Reverse Ad Placement: Abercrombie & Fitch Offers To Pay Jersey Shore Cast To Stop Wearing Its Clothing

One of my lifelong commitments is to go to my grave without having seen a single episode of Jersey Shore, a show that from all accounts represents the de-evolution of our species. In a reverse of the booming business of ad placement in television shows, retailer Abercrombie & Fitch has reportedly offered a “substantial payment” to the cast if they would stop wearing their brand clothing on air. The store fears that the obnoxious characters are dragging down their brand.

There is no legal injury or claim to make against celebrities who hurt a business by embracing its products. This, however, could opened up a new market for reverse ad placement payments — pay us or we will show your products to millions.

Mike “the Situation” Sorrentino appears a particularly concern for Abercrombie & Fitch. A spokesman is quoted as saying “We are deeply concerned that Mr. Sorrentino’s association with our brand could cause significant damage to our image. We understand that the show is for entertainment purposes, but believe this association is contrary to the aspirational nature of our brand, and may be distressing to many of our fans. We have also extended this offer to other members of the cast, and are urgently waiting a response.”

This could finally open up a viable line of revenue for me — featuring myself on the blog wearing clothing to trigger payments from stores. Abercrombie & Fitch has never seen the horror of an endomorphic law professor squeezed into Algonquin shorts and Panther George tee shirt. Of course, the real horror (which I have found in shopping for my nieces) is the demand of $50 from Abercrombie & Fitch for a teeshirt. That could be the subject of its own reality show.

Source: CNN

19 thoughts on “Reverse Ad Placement: Abercrombie & Fitch Offers To Pay Jersey Shore Cast To Stop Wearing Its Clothing”

  1. “Aspirational nature of our brand.” Seriously? How bout some more thongs for 12 year olds! Pretty aspirational A&F.

  2. I’m surprised A&F is still around. Most youth-oriented brands fade away pretty rapidly. Maybe A&F is surprised, too. OTOH, the other often inevitable trend is that a brand loses its cache, which happened to A&F long ago.

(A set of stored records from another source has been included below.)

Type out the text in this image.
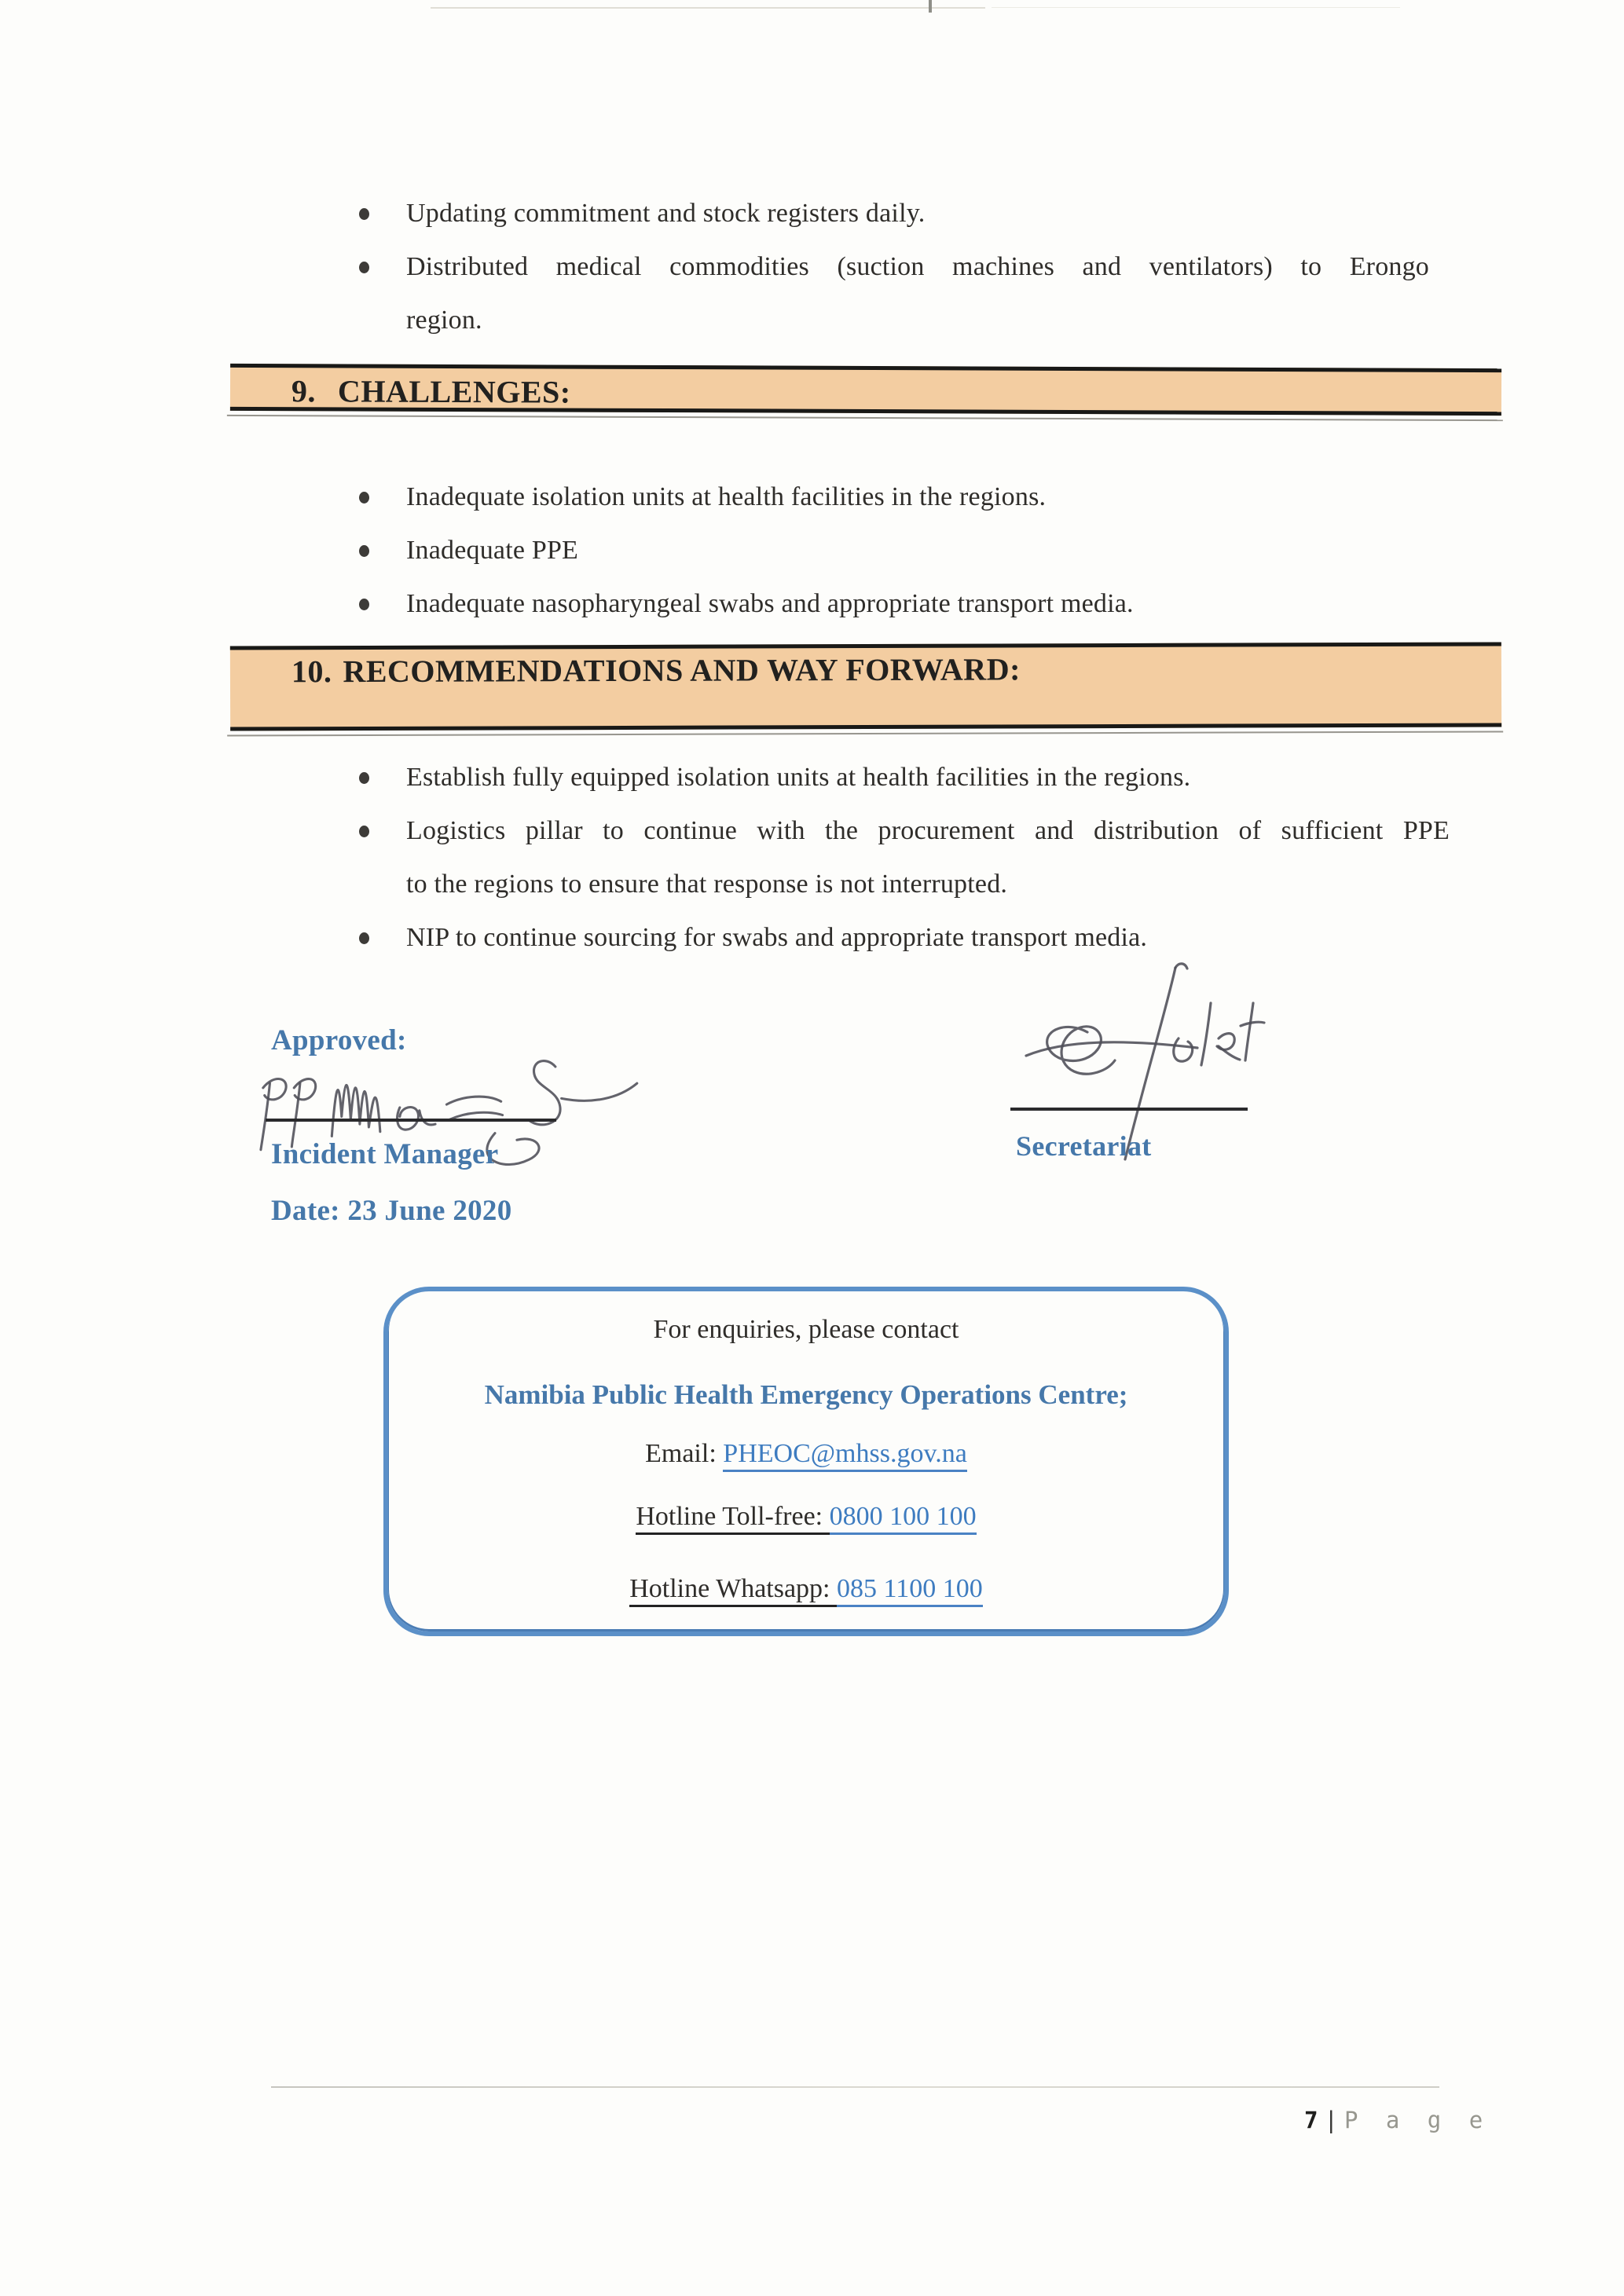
Updating commitment and stock registers daily.
Distributed medical commodities (suction machines and ventilators) to Erongo
region.
9. CHALLENGES:
Inadequate isolation units at health facilities in the regions.
Inadequate PPE
Inadequate nasopharyngeal swabs and appropriate transport media.
10. RECOMMENDATIONS AND WAY FORWARD:
Establish fully equipped isolation units at health facilities in the regions.
Logistics pillar to continue with the procurement and distribution of sufficient PPE
to the regions to ensure that response is not interrupted.
NIP to continue sourcing for swabs and appropriate transport media.
Approved:
Incident Manager
Date: 23 June 2020
Secretariat
For enquiries, please contact
Namibia Public Health Emergency Operations Centre;
Email: PHEOC@mhss.gov.na
Hotline Toll-free: 0800 100 100
Hotline Whatsapp: 085 1100 100
7 | P a g e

  3. I think the problem is Abercrombie & Fitch’s.

    I am an old geazer. I refuse to wear clothes that have the name of the maker plastered all over. Why should I pay them to wear an advertisement for their product? A&F should pay me to wear their clothes.

    If A&F made clothes with their name only on a label inside, no one would know this jerk is wearing A&F’s clothes.

  4. “One of my lifelong commitments is to go to my grave without having seen a single episode of Jersey Shore, a show that from all accounts represents the de-evolution of our species. ”

    Sadly, I don’t believe these shows show the de-evolution of our species. If they did, they would be a lot more interesting.

    I mainly think they show the collision of 24×7 media, Internet, money, on a species rife with ADD and Attention Whoring Disorder.

    Not so much de-evolution, but evolutionarily useful traits punk’d by the 21st century.

  5. firstly…’the aspirational nature of our brand’?

    snobs

    secondly…the only people left watching ‘tv’ are those who are addicted to the numbing quality of it. It is a very good sleeping draught and those ‘reality’ shows only exist to convince people that thier reality is ever so much nicer than someone elses…..hence the need for lack of quality and the lower they go the more the masses think they have it ok. It is the new ‘Opium of the Masses.

    PBS is ok tho….

  6. I’m going to go ahead a disagree. Jersey shore is great television. It’s like a documentary on animal behavior where the researchers actually get to talk to the animals instead of relying on guesses from the scientists.

    Maybe this might finally get clothing manufacturers away from obnoxious tm and logo placement.

  7. Carol, it’s called leverage. “Pay us or we will not blur it out.” Pretty good if you can get the work.

  8. I have seen so many shows where they have blurred out the name or words on clothing or signs. Why pay? Why not just insist on the blurring?
    (and stopping the blurring of the line between “reality” and reality?

  9. Yet another excuse for raising their prices … I wonder what Budget Category paying to not advertise falls under

  10. Frankly, we are not “going,” we are already there. Just watch prime time television for a week on the big three networks. You will never be the same–especially when you run out of brain bleach.

  11. Do you mean reality shows that are not really reality shows are still airing….oh yeah….big brother or sister or something like that…I read some place that it takes 24 to 30 hours of film for every 3 to 5 minutes of TV coverage….Now how real was that…..

    Not to be in bad taste…but Zapruder was ahead of his time….just thinking….maybe it was edited….

  12. Its not just “Jersey Shore” there seems to be an endless stream of ‘reality’ shows around groups of people you would avoid like the plague in real life. Yet they are popular & attract audience. We are going to hell as a society.